Weniger spektakulär, aber nicht minder effektiv, präsentierte sich Eren Derdiyok den Fans von Bayer Leverkusen. Der 21 Jahre alte Schweizer Nationalspieler mit türkischen Wurzeln, der vom FC Basel an den Rhein gewechselt ist, schoss beim Regionalligisten SV Babelsberg 03 als Joker fünf Minuten nach seiner Einwechslung das entscheidende Tor zum 1:0-Sieg.

Derdiyok wird nun mit Rückkehrer Theofanis Gekas um den freien Platz im Bayer-Angriff neben Stefan Kießling kämpfen - Nationalspieler Patrick Helmes fällt nach einem Kreuzbandriss noch lange aus.

"Ich bin froh, dass ich beide habe: Gekas und Derdiyok. Es ist unbedingt notwendig, dass man Stürmer hat, die einen Torriecher haben", sagte Trainer Jupp Heynckes.

Werder darf sich auf Moreno freuen

Bei Werder Bremen wird der Bolivianer Marcelo Moreno den Konkurrenzkampf im Angriff mächtig einheizen, zumal ein neues Engagement von Top-Stürmer Claudio Pizarro (ausgeliehen vom FC Chelsea) noch immer nicht gesichert ist.

"Ich habe immer gesagt, dass Marcelo Tore schießen kann. Wenn er körperlich noch besser drauf ist, werden wir noch sehr viel Freude an ihm haben", sagte Werder-Trainer Thomas Schaaf nach dem 5:0 bei Union Berlin und dem "Doppelpack" von Moreno, der erst in der 79. Minute eingewechselt worden war.

Auch 1899 Hoffenheim konnte sich auf einen seiner Neuzugänge verlassen, der Brasilianer Maicosuel traf beim FC Oberneuland zum 2:0-Endstand. Der Herbstmeister der vergangenen Saison lotste den 22 Jahre alten Brasilianer von Botofago Rio de Janeiro in den Kraichgau.

Magath lobt: "Phänomenal"

Zudem machten zwei Nachwuchsspieler mit je einem Tor auf sich aufmerksam, die schon länger dabei sind, aber bei ihren Clubs bislang kaum zum Zug kamen. Der Georgier Levan Kenia erhielt von Schalke-Coach Felix Magath nach dem 4:0 gegen Germania Windeck ein Extralob: "Für seine 18 Jahre macht er seine Sache phänomenal. Er hat unsere Offensive belebt, und es war kein Zufall, dass er das Tor gemacht hat."

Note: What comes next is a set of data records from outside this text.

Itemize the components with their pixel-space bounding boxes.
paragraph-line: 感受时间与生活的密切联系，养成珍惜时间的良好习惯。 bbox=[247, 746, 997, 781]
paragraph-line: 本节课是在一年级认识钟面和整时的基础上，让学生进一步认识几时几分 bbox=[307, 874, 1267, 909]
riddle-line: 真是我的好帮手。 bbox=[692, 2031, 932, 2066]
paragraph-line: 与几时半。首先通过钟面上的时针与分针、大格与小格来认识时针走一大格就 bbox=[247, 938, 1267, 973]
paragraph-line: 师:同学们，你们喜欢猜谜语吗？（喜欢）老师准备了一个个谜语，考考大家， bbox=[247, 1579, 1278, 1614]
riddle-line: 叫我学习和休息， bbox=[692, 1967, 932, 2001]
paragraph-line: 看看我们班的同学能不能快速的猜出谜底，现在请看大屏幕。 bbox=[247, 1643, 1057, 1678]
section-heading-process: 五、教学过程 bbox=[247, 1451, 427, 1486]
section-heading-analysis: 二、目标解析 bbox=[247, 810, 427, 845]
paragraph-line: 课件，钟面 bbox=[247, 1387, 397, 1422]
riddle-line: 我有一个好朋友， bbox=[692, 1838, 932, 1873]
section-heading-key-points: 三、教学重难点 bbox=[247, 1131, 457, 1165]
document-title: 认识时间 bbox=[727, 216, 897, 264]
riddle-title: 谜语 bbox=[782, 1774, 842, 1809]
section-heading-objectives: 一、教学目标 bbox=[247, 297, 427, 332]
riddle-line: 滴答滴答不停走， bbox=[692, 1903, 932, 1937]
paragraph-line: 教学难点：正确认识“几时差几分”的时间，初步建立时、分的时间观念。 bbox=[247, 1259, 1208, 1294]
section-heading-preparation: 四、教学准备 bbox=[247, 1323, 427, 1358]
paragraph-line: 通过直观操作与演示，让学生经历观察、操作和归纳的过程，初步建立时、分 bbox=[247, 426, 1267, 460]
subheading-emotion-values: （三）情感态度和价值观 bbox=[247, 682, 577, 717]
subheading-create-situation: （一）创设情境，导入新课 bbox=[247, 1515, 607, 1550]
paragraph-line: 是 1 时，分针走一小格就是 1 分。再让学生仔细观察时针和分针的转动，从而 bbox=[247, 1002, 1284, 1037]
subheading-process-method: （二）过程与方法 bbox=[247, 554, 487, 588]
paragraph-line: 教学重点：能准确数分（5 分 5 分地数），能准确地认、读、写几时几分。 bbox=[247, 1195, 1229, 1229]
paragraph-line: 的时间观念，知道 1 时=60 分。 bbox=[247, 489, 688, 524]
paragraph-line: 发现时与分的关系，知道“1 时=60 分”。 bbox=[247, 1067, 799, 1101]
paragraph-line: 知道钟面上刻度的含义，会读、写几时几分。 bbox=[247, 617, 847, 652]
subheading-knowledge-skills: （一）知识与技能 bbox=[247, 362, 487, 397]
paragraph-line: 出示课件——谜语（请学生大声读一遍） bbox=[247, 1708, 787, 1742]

Ebenfalls erst 18 und hochtalentiert ist der Deutsch-Türke Ilkay Gündogan, der für den 1. FC Nürnberg zum 3: 0-Endstand bei Dynamo Dresden traf.

Probleme haben die Liga-Neulinge noch bei Rekordmeister Bayern München. Danijel Pranjic durfte beim 3:1-Zittersieg gegen den Sechstligisten SpVgg Neckarelz als einziger der "Deutschland-Debütanten" in der Startelf ran. Edson Braafheid und auch Anatoliy Timoshchuk saßen nur auf der Bank und werden dort wohl auch beim Ligaauftakt in Hoffenheim Platz nehmen.